One of the great paradoxes of life is that in the darkest of times, the human spirit can shine most brightly. Out of pain and suffering, joy can triumph.
In 1988, after 25 surgeries over five years to save his leg after an accident, my husband, Frank W. McReynolds, developed a serious bone infection and had to have his leg amputated. I met him several years later, and one of the reasons I fell in love with him was that instead of becoming bitter, he told me that he had grown from the experience, and that it had made him a better man.
He used his ordeal to help others. When he faced amputation, there was no one he could turn to for support, so he launched Advocacy for Amputees to help others facing loss of a limb to take the fear away and provide information about prosthetics and available resources.
One day a local hospital asked him to visit a patient facing amputation. When he entered the patient’s room, the man snapped, “What do you know about it, anyway?” Frank took off his prosthesis and tossed it on the patient’s bed. Suddenly, the man paid attention.
Because of his own experience, my husband related not only to the disabled but to those afflicted with other severe challenges. He counseled parolees with substance abuse problems. He pumped them up with hope and encouragement and helped them turn their lives around.
I have discovered that in the darkness we find precious gems buried in our hearts and souls that can bring light to others. Not only did my husband’s pain bring out powerful inner resources of strength and character, but so did the gifts of human compassion shine like fire in those who helped him through many more physical ordeals over the past two years, including an above-knee amputation and colon cancer.
In December, Frank suffered his final blow a major stroke. For six weeks, he was left completely incapacitated. He lost his ability to speak, to swallow, to eat, to move except for his left arm and leg.
As I walked through this bleakest tunnel of my life, the glow of the human spirit shone like stars that are most radiant in the blackest of nights. I was showered with scintillating scenes of the difference each of us can make in the life of another.

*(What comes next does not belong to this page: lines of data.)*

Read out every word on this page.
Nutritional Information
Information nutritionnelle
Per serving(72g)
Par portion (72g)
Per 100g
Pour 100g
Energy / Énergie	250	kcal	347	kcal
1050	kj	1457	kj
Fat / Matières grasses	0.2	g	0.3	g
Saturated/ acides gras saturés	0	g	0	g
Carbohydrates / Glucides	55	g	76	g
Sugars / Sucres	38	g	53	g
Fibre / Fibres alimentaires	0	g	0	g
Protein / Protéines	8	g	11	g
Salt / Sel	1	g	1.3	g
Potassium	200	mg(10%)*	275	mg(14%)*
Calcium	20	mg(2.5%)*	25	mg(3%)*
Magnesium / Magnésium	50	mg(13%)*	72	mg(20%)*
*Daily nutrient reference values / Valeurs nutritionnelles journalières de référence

I became aware of details I would never have noticed or appreciated before the “little things” nurses offering a smile, a bit of humor, encouragement; priests and chaplains visiting with words of comfort and inspiration; a doctor taking extra time to listen and explain; a cup of coffee suddenly appearing from a nurse’s assistant; daily phone calls from friends and family checking up and offering help.
From the examples of my husband and those who helped him through his many challenges, I learned that what we do for ourselves will pass, but what we do for others will last forever. I learned that light triumphs over darkness.
Frank’s suffering generated his greatest gift to our community caring more about others than himself. Despite his final ordeal, he never lost this gift. When family and friends came to comfort him in the hospital, he squeezed their hands and greeted them with a thumbs-up or a smile offering even then his strong faith, powerful spirit and love. Even during his last days, he gave his friends a big wink. I believe he was telling us that no matter what the earthly view, the up-look is glorious.
A young nephew of mine wrote recently that “Frank’s positive attitude in the face of adversity has always been a source of inspiration for me.”
Shortly after my husband passed away on Jan. 30, a fellow amputee left this message on his voice mail: “Frank, you don’t need my number any more because you’re walking with me. I trust and love you always. I know you’re free now. You have no pain. You’re walking on two good legs. God bless you.”
Frank used to say to those he was helping, “Don’t leave before the miracle happens.” As another of his friends said about my husband: “He didn’t.”